Margot Herster, Earrings for Abdulaziz's mother, from Pictures from Home: For Abdulaziz, 2005/2011. C-print. Courtesy the artist.

Margot Herster
flexspace.2
638 Clouet Street
October 22, 2011–January 28, 2012

Margot Herster’s multifaceted exhibition works to humanize detainees at Guantanamo Bay. Contrary to the images of “scary, dangerous men” cultivated by mainstream media and the U.S. security apparatus, Herster displays ephemera from touching long-distance correspondence between the inmates and their families. She also illuminates the intimate relationships between the detainees and their attorneys. Photos and testimonies obtained from the lawyers depict their trips to detainees’ home countries to deliver gifts and messages. Each testimony is displayed on a notecard beside photos from the trip it describes. In one photo, a detainee’s three daughters hold the paper roses crafted by their father in his cell and sent with his lawyer on a visit to Yemen. Such images are displayed in confined, partitioned spaces in the front room of the gallery, suggesting the claustrophobia of a prison cell.

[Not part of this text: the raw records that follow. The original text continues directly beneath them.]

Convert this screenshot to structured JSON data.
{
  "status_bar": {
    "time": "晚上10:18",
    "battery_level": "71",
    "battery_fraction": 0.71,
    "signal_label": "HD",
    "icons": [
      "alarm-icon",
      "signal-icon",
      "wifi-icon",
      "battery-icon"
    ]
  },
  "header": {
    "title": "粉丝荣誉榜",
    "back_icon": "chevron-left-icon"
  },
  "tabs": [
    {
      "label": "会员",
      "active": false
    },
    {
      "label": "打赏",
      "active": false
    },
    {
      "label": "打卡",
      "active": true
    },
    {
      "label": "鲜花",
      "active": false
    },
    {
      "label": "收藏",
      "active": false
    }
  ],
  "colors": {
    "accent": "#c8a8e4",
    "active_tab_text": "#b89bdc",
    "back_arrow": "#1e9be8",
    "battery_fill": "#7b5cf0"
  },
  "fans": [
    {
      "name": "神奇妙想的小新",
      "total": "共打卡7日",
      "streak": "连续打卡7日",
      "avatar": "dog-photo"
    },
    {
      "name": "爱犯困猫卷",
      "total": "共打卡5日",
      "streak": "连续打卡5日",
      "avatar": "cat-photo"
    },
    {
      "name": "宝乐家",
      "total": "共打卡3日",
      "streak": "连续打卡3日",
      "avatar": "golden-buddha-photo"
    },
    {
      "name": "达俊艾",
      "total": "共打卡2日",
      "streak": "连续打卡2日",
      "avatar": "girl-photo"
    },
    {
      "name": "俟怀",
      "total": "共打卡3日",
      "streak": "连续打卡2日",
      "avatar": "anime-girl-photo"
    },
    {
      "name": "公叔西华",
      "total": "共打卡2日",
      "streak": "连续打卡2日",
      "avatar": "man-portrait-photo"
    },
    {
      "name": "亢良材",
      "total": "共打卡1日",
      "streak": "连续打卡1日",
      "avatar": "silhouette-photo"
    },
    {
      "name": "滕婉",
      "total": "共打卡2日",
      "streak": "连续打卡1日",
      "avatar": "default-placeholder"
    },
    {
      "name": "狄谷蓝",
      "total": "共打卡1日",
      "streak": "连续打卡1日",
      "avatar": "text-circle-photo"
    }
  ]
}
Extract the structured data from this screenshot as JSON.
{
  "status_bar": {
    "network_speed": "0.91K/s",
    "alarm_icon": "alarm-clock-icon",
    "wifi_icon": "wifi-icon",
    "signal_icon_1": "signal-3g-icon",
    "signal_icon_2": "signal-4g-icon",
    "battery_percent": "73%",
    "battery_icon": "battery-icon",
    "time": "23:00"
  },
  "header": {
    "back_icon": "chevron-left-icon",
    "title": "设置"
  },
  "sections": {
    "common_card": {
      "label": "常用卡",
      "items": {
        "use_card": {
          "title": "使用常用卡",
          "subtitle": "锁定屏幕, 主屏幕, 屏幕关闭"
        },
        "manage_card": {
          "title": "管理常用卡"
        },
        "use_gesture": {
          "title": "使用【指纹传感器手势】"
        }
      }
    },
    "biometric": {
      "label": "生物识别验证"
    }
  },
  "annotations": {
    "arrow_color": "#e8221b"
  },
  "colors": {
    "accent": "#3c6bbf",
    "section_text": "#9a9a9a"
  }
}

In the next room of the gallery, which is the ground floor of the artist’s renovated Bywater-chic home, Herster performs the roles of archivist and guide, showing visitors selected photos and documents from the legal proceedings and answering questions about what has become a six-year obsession for her. There are also several videos, whose audio tracks are sometimes cacophonous and distracting. The most prominent of these, on a lone television in a room with several comfortable couches, is a 14-minute clip of the detainees’ attorneys describing their involvement—both personal and professional—in the cases.

The images and testimony in the first room establish in subtle and compelling ways the complex dance Guantanamo inmates, their families, and their attorneys find themselves enacting. While the remainder of the exhibition falls flat—it feels both redundant and didactic in comparison—the show is well worth the visit for the initial component alone.